EFFECT OF INTERMITTENT PREVENTIVE TREATMENT FOR MALARIA DURING INFANCY ON SEROLOGICAL RESPONSES TO MEASLES AND OTHER VACCINES USED IN THE EXPANDED PROGRAMME ON IMMUNIZATION: RESULTS FROM FIVE RANDOMISED CONTROLLED TRIALS

Tuesday, 25th of June 2013 Print
[source]Lancet[|source]

The implementation of the WHO recommendation to integrate intermittent preventive treatment of malaria during infancy (IPTi) has been slow. This article elucidates the conceptual and theoretical fears that such a policy shift would adversely affect serological responses. This is a must read article for countries with programs that have not integrated IPTi into the routine immunization program planning and operations. More details are available at: http://www.thelancet.com/journals/lancet/article/PIIS0140-6736(12)60775-2/fulltext

Abstract

Background

Intermittent preventive treatment for malaria during infancy (IPTi) is the administration of a full therapeutic course of anti-malarial drugs to infants living in settings where malaria is endemic, at the time of routine vaccination in the first year of life. We investigated whether IPTi with sulfadoxine-pyrimethamine or other anti-malarial drug combinations adversely affected serological responses to vaccines used in the Expanded Programme on Immunization (EPI).

Methods

The study was done in a subset of children enrolled in five randomised controlled trials in Navrongo, Ghana; Kilimanjaro, Tanzania; Manhica, Mozambique; Kisumu, Kenya; and Bungoma, Kenya.
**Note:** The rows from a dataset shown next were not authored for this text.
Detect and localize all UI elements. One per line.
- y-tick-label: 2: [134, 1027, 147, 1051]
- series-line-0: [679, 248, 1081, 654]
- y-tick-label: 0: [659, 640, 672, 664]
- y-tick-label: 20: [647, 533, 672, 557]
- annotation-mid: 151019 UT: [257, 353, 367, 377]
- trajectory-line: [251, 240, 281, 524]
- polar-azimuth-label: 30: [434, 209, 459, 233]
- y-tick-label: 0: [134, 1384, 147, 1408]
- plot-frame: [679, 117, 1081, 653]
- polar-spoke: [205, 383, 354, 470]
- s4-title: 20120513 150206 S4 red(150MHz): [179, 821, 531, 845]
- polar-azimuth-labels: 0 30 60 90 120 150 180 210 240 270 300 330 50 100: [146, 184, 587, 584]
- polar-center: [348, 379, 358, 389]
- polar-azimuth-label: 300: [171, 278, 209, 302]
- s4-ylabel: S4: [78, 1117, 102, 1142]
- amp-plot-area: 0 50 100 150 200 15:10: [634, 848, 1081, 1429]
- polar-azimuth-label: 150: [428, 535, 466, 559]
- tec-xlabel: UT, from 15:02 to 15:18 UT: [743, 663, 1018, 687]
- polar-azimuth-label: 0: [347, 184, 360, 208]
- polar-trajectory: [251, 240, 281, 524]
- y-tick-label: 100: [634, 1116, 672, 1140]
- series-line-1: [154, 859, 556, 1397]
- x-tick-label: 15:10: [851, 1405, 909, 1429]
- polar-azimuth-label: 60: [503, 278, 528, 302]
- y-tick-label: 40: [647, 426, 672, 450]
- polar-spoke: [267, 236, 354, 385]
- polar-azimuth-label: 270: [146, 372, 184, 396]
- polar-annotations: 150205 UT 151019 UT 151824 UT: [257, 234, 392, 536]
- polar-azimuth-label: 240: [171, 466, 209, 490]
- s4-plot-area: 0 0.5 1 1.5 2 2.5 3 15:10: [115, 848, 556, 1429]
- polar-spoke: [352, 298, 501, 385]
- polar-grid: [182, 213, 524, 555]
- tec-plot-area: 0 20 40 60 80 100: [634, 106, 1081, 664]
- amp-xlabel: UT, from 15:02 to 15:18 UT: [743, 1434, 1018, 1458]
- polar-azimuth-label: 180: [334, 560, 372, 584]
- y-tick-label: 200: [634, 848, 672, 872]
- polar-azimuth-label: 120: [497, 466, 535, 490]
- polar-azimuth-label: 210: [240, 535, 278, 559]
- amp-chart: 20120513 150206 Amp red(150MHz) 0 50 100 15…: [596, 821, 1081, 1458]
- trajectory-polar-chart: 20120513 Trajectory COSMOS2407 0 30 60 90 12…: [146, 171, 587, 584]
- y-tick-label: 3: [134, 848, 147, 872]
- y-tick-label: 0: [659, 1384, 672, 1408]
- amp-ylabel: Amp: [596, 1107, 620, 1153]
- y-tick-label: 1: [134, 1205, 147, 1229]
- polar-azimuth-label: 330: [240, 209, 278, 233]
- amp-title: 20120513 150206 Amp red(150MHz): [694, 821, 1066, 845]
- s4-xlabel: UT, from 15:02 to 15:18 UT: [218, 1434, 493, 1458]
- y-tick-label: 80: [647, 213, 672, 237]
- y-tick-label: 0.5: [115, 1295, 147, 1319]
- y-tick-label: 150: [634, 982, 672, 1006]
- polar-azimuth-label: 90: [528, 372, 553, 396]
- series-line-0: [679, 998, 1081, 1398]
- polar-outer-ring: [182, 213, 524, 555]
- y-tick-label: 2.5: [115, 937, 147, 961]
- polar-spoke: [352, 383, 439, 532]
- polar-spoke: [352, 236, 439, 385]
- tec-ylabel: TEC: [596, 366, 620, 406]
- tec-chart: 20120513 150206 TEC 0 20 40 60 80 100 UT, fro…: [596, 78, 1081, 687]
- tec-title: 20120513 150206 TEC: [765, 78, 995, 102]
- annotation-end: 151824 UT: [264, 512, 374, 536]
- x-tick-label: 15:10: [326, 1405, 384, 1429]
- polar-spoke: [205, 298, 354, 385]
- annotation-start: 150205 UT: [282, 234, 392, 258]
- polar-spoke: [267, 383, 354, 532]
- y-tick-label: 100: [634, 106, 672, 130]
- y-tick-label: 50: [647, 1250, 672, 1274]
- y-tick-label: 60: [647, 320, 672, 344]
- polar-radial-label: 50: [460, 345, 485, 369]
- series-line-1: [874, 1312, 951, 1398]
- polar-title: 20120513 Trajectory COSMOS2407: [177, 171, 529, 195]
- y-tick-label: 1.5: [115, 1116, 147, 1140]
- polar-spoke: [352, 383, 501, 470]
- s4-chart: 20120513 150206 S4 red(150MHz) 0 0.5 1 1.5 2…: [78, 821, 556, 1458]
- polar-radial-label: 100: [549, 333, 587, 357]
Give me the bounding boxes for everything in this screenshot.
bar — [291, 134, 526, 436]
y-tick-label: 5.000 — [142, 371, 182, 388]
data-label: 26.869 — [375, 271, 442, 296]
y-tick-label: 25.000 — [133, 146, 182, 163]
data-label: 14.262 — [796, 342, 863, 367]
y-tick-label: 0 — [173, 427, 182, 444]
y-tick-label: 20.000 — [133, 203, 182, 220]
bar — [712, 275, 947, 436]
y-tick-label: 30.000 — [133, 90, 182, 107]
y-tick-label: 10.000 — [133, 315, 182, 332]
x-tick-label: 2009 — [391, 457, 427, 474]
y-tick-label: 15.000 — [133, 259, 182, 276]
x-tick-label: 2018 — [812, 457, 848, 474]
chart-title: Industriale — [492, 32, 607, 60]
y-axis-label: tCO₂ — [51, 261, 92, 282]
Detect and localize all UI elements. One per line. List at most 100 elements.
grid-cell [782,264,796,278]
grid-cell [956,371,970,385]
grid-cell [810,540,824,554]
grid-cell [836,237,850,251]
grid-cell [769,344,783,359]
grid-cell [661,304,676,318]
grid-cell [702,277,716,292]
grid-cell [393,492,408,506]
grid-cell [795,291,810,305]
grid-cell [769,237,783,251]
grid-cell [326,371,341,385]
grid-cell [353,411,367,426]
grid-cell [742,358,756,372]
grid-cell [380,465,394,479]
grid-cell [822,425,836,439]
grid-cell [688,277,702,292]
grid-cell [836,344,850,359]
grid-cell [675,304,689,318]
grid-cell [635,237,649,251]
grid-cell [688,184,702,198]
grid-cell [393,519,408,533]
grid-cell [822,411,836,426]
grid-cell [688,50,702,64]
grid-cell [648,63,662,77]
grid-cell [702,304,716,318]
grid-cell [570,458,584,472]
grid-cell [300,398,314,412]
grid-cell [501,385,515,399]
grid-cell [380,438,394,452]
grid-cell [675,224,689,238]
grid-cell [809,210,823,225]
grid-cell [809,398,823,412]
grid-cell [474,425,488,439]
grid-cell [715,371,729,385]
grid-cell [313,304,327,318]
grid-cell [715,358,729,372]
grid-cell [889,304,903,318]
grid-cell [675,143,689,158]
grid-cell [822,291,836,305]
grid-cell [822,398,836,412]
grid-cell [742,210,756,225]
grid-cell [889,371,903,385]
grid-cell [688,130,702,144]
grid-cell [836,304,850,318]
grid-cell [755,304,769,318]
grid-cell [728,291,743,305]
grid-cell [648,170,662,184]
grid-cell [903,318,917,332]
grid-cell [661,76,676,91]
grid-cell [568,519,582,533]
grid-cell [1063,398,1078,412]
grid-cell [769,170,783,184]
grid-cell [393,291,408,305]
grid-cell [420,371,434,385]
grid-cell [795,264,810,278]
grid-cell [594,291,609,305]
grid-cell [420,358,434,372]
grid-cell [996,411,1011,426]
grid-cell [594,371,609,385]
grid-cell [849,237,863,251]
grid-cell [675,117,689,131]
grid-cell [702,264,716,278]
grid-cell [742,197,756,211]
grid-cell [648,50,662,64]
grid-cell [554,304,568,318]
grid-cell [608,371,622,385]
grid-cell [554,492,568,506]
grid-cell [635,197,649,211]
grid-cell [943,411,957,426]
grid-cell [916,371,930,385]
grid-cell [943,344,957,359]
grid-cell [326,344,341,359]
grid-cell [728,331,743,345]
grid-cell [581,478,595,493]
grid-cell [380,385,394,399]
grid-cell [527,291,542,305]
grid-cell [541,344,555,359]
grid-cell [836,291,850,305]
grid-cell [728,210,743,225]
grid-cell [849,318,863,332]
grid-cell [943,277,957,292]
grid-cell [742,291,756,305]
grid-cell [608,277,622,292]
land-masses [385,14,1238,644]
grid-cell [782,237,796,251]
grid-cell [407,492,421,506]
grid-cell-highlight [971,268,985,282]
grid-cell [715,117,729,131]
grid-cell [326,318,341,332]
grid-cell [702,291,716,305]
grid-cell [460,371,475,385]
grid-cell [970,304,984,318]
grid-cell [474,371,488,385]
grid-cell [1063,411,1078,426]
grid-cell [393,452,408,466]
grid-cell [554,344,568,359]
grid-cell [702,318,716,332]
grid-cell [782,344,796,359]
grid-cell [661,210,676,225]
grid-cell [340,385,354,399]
All infants presenting for the second dose of the diphtheria-tetanus-pertussis vaccination (given at 8—10 weeks of age) were eligible, and analyses included all children who had received measles vaccination (at 9 months of age) and at least one dose of IPTi or placebo. Blood samples were collected before and after vaccination, and antibody titres were measured by plaque reduction neutralisation (measles, yellow fever), microneutralisation (polio serotypes 1 and 3), and ELISA (all other EPI antigens). Laboratory personnel were unaware of the randomisation groups. We compared the proportion of infants in the IPTi and placebo groups who did not attain protective antibody titres after vaccination, using a one-sided significance non-inferiority margin of 5% for measles (the primary endpoint) and 10% for other EPI antigens.

Findings

Between September, 2000, and May, 2008, 8416 children were enrolled in the five studies. Paired samples from 2368 children from sites where sulfadoxine-pyrimethamine was compared with placebo were analysed for measles antibodies. 464 children with detectable measles antibody in their sample before vaccination were excluded, leaving 1904 individuals (934 placebo and 970 sulfadoxine-pyrimethamine) in the study. IPTi with sulfadoxine-pyrimethamine did not have a clinically significant effect on immune responses to measles vaccine; 61 of 970 (6·3%) children who received IPTi did not develop a protective antibody response after measles vaccination compared with 60 of 934 (6·4%) who received placebo, a difference of −0·14% (95% CI −2·3 to 2·1). When other anti-malarial drugs were used for IPTi the results were much the same. Among 2396 children from whom serological response data for other EPI antigens were available, we identified no evidence of an adverse effect of IPTi with sulfadoxine-pyrimethamine or other anti-malarial drugs on the proportion achieving protective antibody concentrations.

Interpretation

IPTi with sulfadoxine-pyrimethamine does not affect serological responses to EPI vaccines. This analysis, therefore, supports the WHO recommendation for co-administration of IPTi with sulfadoxine-pyrimethamine to infants at the time of the second and third doses of DTP and measles vaccination, in areas of sub-Saharan Africa with moderate to high malaria transmission and where malaria parasites are sensitive to these drugs. It also suggests that treatment of clinical malaria at or around the time of vaccination does not compromise vaccine responsiveness.